Pretty dead on with Modbus being the most popular comm protocol in the world, spanning over multiple different industries, and will be in use for decades to come.
The story with the TEC retirement is that the only chip manufacturer left in the world with the capability of making the TEC chip told Siemens they were done making it. Apparently it was a very old chip that only a few companies still were buying. The DXR runs on the same chipset as the PXC line of field panels so that was the cheapest option for them. But because it's a different chipset, that means new firmware would need developed for it.
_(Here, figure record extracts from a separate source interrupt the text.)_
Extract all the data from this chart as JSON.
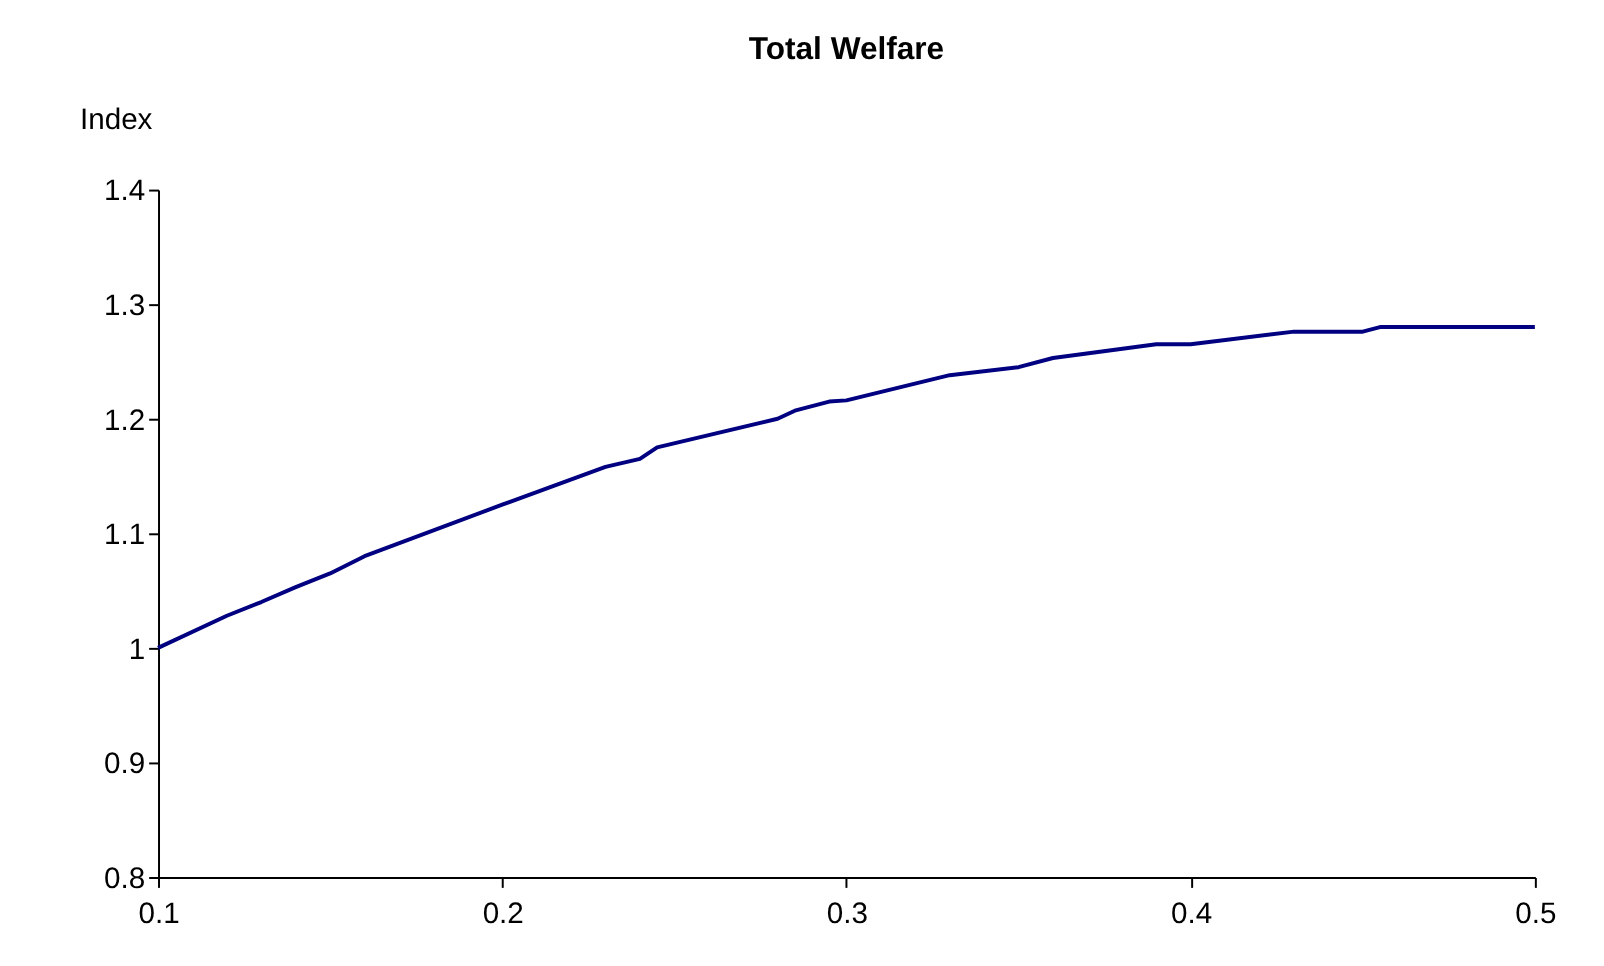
{
  "chart_data": {
    "type": "line",
    "title": "Total Welfare",
    "ylabel": "Index",
    "x": [
      0.1,
      0.12,
      0.13,
      0.14,
      0.15,
      0.16,
      0.2,
      0.23,
      0.24,
      0.245,
      0.28,
      0.285,
      0.295,
      0.3,
      0.33,
      0.35,
      0.36,
      0.39,
      0.4,
      0.43,
      0.45,
      0.455,
      0.5
    ],
    "series": [
      {
        "color": "#000080",
        "values": [
          1.0,
          1.028,
          1.04,
          1.053,
          1.065,
          1.08,
          1.125,
          1.158,
          1.165,
          1.175,
          1.2,
          1.207,
          1.215,
          1.216,
          1.238,
          1.245,
          1.253,
          1.265,
          1.265,
          1.276,
          1.276,
          1.28,
          1.28
        ]
      }
    ],
    "xlim": [
      0.1,
      0.5
    ],
    "xticks": [
      0.1,
      0.2,
      0.3,
      0.4,
      0.5
    ],
    "ylim": [
      0.8,
      1.4
    ],
    "yticks": [
      0.8,
      0.9,
      1,
      1.1,
      1.2,
      1.3,
      1.4
    ],
    "grid": false,
    "legend": false,
    "marker": "none",
    "line_style": "solid"
  }
}
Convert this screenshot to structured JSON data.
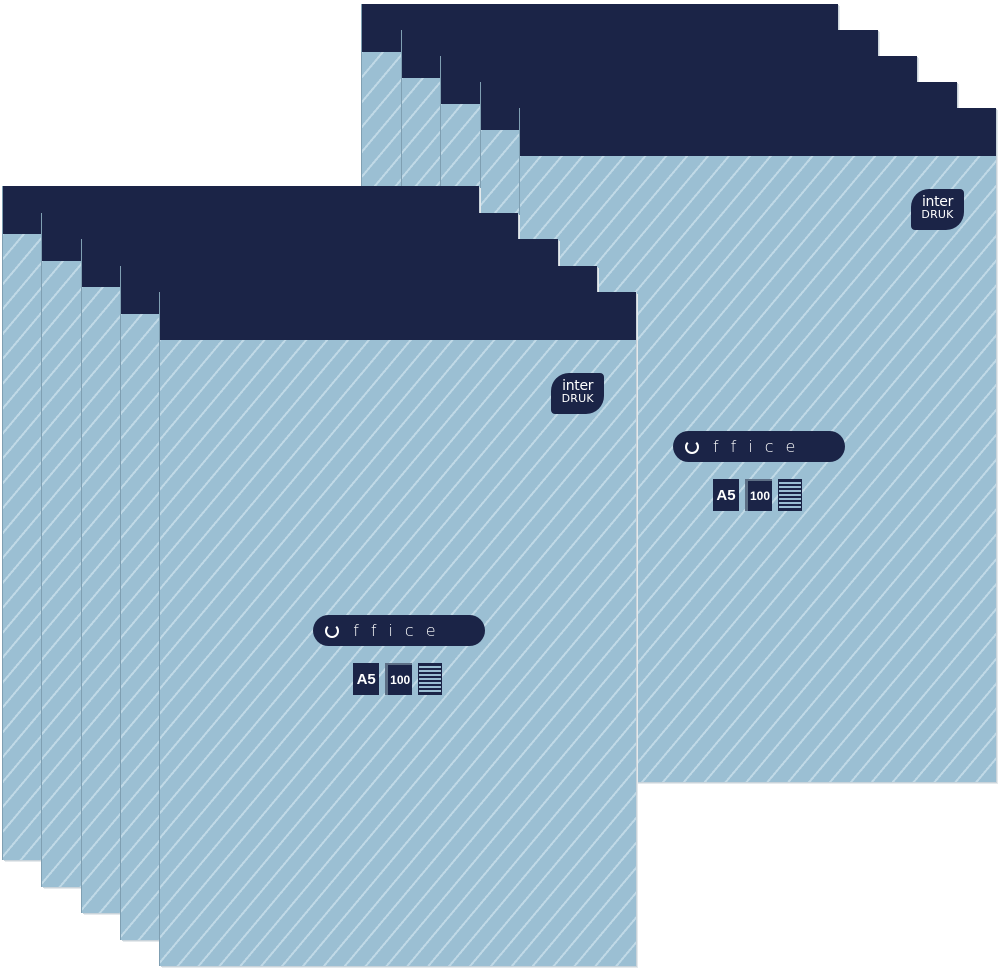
{
  "colors": {
    "cover": "#9bbfd3",
    "band": "#1b2447",
    "text": "#ffffff"
  },
  "product": {
    "brand_line1": "inter",
    "brand_line2": "DRUK",
    "name": "ffice",
    "name_icon": "refresh-circle-icon",
    "format": "A5",
    "sheets": "100",
    "ruling_icon": "lined-paper-icon"
  }
}
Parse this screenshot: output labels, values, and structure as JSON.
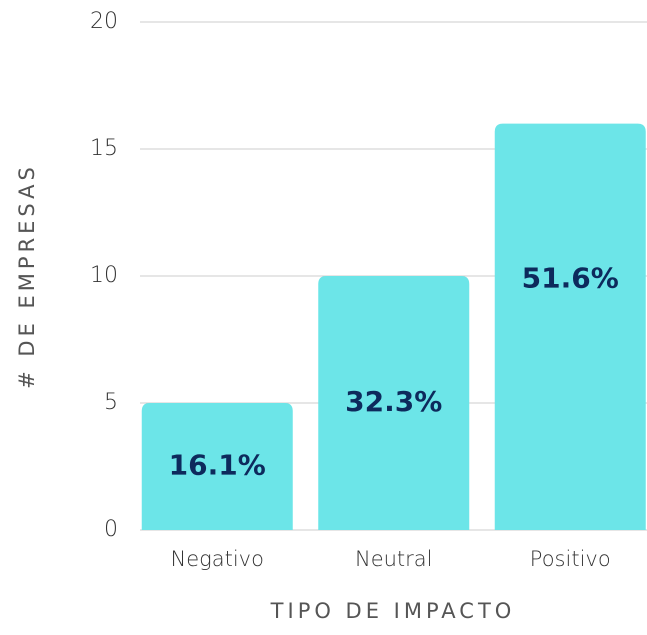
{
  "chart_data": {
    "type": "bar",
    "categories": [
      "Negativo",
      "Neutral",
      "Positivo"
    ],
    "values": [
      5,
      10,
      16
    ],
    "annotations": [
      "16.1%",
      "32.3%",
      "51.6%"
    ],
    "color": "#6ce5e8",
    "xlabel": "TIPO DE IMPACTO",
    "ylabel": "# DE EMPRESAS",
    "ylim": [
      0,
      20
    ],
    "yticks": [
      0,
      5,
      10,
      15,
      20
    ],
    "grid": true
  }
}
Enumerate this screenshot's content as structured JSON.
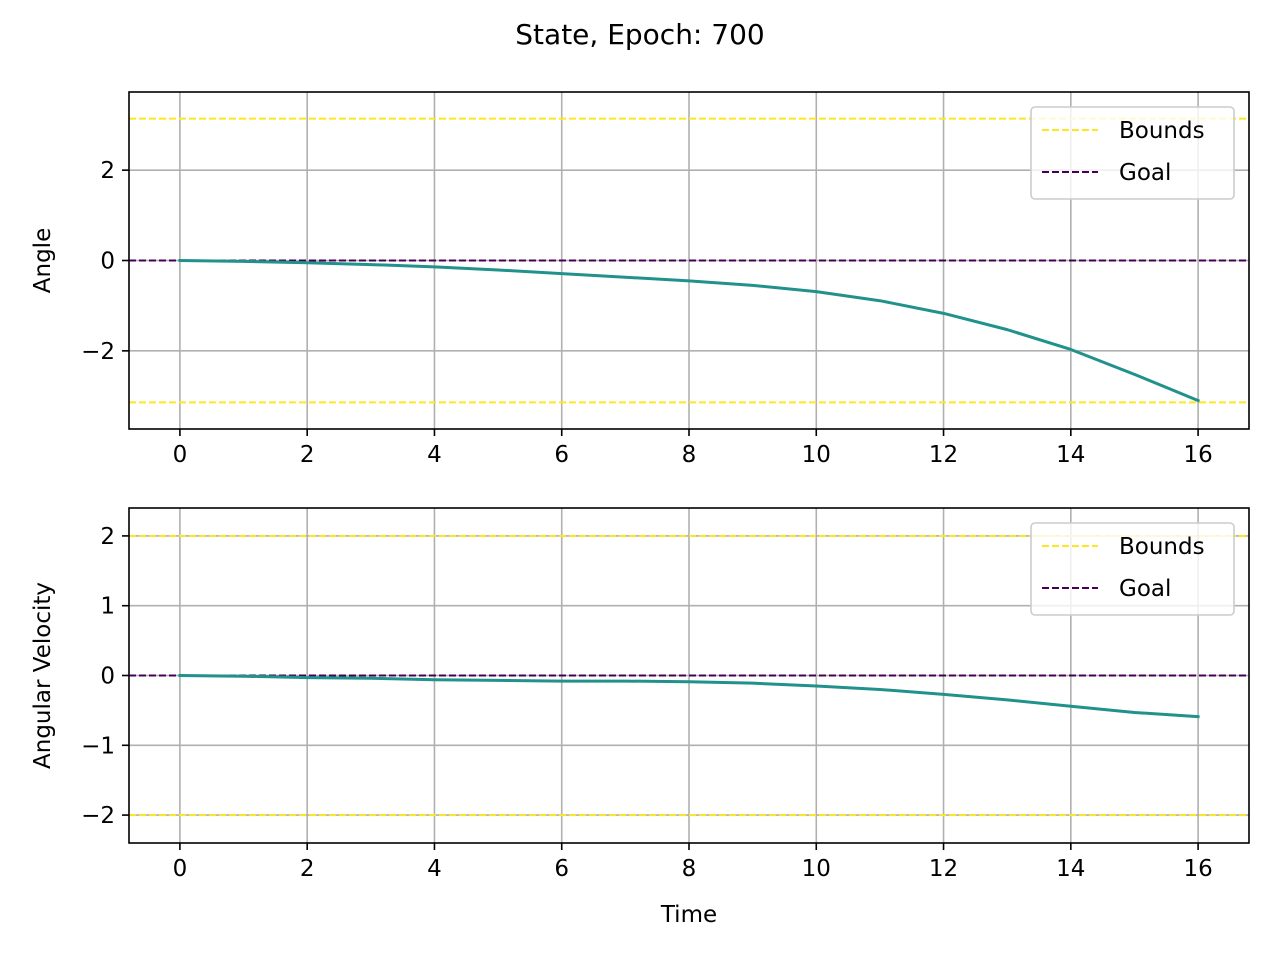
{
  "figure": {
    "title": "State, Epoch: 700"
  },
  "colors": {
    "trajectory": "#21918c",
    "bounds": "#fde725",
    "goal": "#440154",
    "grid": "#b0b0b0",
    "frame": "#000000"
  },
  "chart_data": [
    {
      "type": "line",
      "title": "",
      "xlabel": "",
      "ylabel": "Angle",
      "xlim": [
        -0.8,
        16.8
      ],
      "ylim": [
        -3.73,
        3.73
      ],
      "xticks": [
        0,
        2,
        4,
        6,
        8,
        10,
        12,
        14,
        16
      ],
      "xtick_labels": [
        "0",
        "2",
        "4",
        "6",
        "8",
        "10",
        "12",
        "14",
        "16"
      ],
      "yticks": [
        -2,
        0,
        2
      ],
      "ytick_labels": [
        "−2",
        "0",
        "2"
      ],
      "grid": true,
      "legend": {
        "position": "top-right",
        "entries": [
          "Bounds",
          "Goal"
        ]
      },
      "reference_lines": [
        {
          "name": "Bounds",
          "y": 3.1416,
          "style": "dashed",
          "color": "#fde725"
        },
        {
          "name": "Bounds",
          "y": -3.1416,
          "style": "dashed",
          "color": "#fde725"
        },
        {
          "name": "Goal",
          "y": 0,
          "style": "dashed",
          "color": "#440154"
        }
      ],
      "series": [
        {
          "color": "#21918c",
          "x": [
            0,
            1,
            2,
            3,
            4,
            5,
            6,
            7,
            8,
            9,
            10,
            11,
            12,
            13,
            14,
            15,
            16
          ],
          "values": [
            0.0,
            -0.02,
            -0.05,
            -0.09,
            -0.14,
            -0.21,
            -0.29,
            -0.37,
            -0.45,
            -0.55,
            -0.69,
            -0.89,
            -1.17,
            -1.53,
            -1.97,
            -2.52,
            -3.1
          ]
        }
      ]
    },
    {
      "type": "line",
      "title": "",
      "xlabel": "Time",
      "ylabel": "Angular Velocity",
      "xlim": [
        -0.8,
        16.8
      ],
      "ylim": [
        -2.4,
        2.4
      ],
      "xticks": [
        0,
        2,
        4,
        6,
        8,
        10,
        12,
        14,
        16
      ],
      "xtick_labels": [
        "0",
        "2",
        "4",
        "6",
        "8",
        "10",
        "12",
        "14",
        "16"
      ],
      "yticks": [
        -2,
        -1,
        0,
        1,
        2
      ],
      "ytick_labels": [
        "−2",
        "−1",
        "0",
        "1",
        "2"
      ],
      "grid": true,
      "legend": {
        "position": "top-right",
        "entries": [
          "Bounds",
          "Goal"
        ]
      },
      "reference_lines": [
        {
          "name": "Bounds",
          "y": 2,
          "style": "dashed",
          "color": "#fde725"
        },
        {
          "name": "Bounds",
          "y": -2,
          "style": "dashed",
          "color": "#fde725"
        },
        {
          "name": "Goal",
          "y": 0,
          "style": "dashed",
          "color": "#440154"
        }
      ],
      "series": [
        {
          "color": "#21918c",
          "x": [
            0,
            1,
            2,
            3,
            4,
            5,
            6,
            7,
            8,
            9,
            10,
            11,
            12,
            13,
            14,
            15,
            16
          ],
          "values": [
            0.0,
            -0.01,
            -0.03,
            -0.04,
            -0.06,
            -0.07,
            -0.08,
            -0.08,
            -0.09,
            -0.11,
            -0.15,
            -0.2,
            -0.27,
            -0.35,
            -0.44,
            -0.53,
            -0.59
          ]
        }
      ]
    }
  ]
}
So that's where ABT Site came from.
There's so much misinformation here, I don't know where to start.
Pretty much every computer chip ever made, dating back to the early 1970s is readily available from one source or another. In many [industrial] applications,
extremely old processors are used when simplicity, proven reliability, and dirt cheap cost are key priorities.
Retiring an entire line of controllers, that have been in production for 30+ years, because a vendor is discontinuing a specific variety of processor is utter BS and reveals your ignorance.
The DXRs and PXCs have
absolutely nothing in common. Hardware or otherwise. Once again, you have no idea what you're talking about and have clearly never read a tech spec sheet.
PXCs use a Motorola PowerPC chip, originating in the early 1990s. The PXC16/24 have a 100MHz with 16MB if RAM. PXC36/M have a 133MHz variant with up to 80MB RAM.
The DXR runs a Linux-based OS, has a modern 300MHz processor made by Texas Instruments, and has 512MB of flash storage, with 128MB of DDR3 RAM.
They literally have absolutely NOTHING in common except "Siemens" on the cover.
Please don't talk on things you know nothing about and spread misinformation.